Friday, 12 December 2008

'adrift' storyboards

This is an example of some older storyboards from my short film 'adrift'. They are typically dark and scribbly. Not many people can decipher them which is fine as they're mainly a guide for me and an early editing tool. Click to enlarge.

Thursday, 11 December 2008


So... halfway through shooting for 'mother', my 1970's set short film about a family torn apart by the wife/mothers suicide focusing on the relationship between the father - daughter characters in the wake of the loss. Had another 2 days shooting scheduled but it fell through due to personal circumstances of one of my actors. That's the way it goes and can't be helped. Looks like it'll be January before we resume shooting which may provide continuity problems aplenty.

I've plenty to do in the meantime though, editing the footage I have and going over music with Tim.
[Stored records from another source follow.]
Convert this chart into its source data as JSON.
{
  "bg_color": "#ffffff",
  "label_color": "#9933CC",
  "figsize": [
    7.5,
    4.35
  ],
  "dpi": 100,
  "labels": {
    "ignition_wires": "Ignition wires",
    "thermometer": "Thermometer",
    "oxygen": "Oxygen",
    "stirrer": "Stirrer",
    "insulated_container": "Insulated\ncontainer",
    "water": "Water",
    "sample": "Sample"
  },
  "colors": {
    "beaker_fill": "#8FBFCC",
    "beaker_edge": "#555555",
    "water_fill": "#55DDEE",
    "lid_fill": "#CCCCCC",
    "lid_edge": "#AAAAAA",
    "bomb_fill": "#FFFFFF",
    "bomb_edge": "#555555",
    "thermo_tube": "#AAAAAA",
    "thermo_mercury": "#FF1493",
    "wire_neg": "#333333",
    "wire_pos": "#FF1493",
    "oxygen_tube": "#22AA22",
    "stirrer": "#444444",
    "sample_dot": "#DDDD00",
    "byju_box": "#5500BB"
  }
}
The photo was taken by my girlfriend Becky who came onboard as production photographer. At this point the crew had abandoned me and my desire to perfectly capture dust in the light. I shot about 15mins of footage for a 10sec shot. But I was happy.

Note the strategically placed toilet roll on the tripod pan handle. This is for my cameraman on this project, Dave Falconer, who was unfortunately allergic to all of the many animals in and around Caroline's house. This allows him to be ultra efficient. What a pro.


Inspired by some friends who have done the same, I plan to use this blog to compile various creative ideas across different artforms, possibly get some feedback and highlight things that inspire me. I have a lot of projects, thoughts and ideas knocking around in numerous sketchbooks and notebooks (I have a thing for nice looking notebooks - I'm addicted!) and many other ideas floating undocumented. I make films, take photographs, write, draw and supposedly paint (it's been a while) and it takes a lot to keep my ideas in some kind of order so I generally don't. Hopefully this will change that.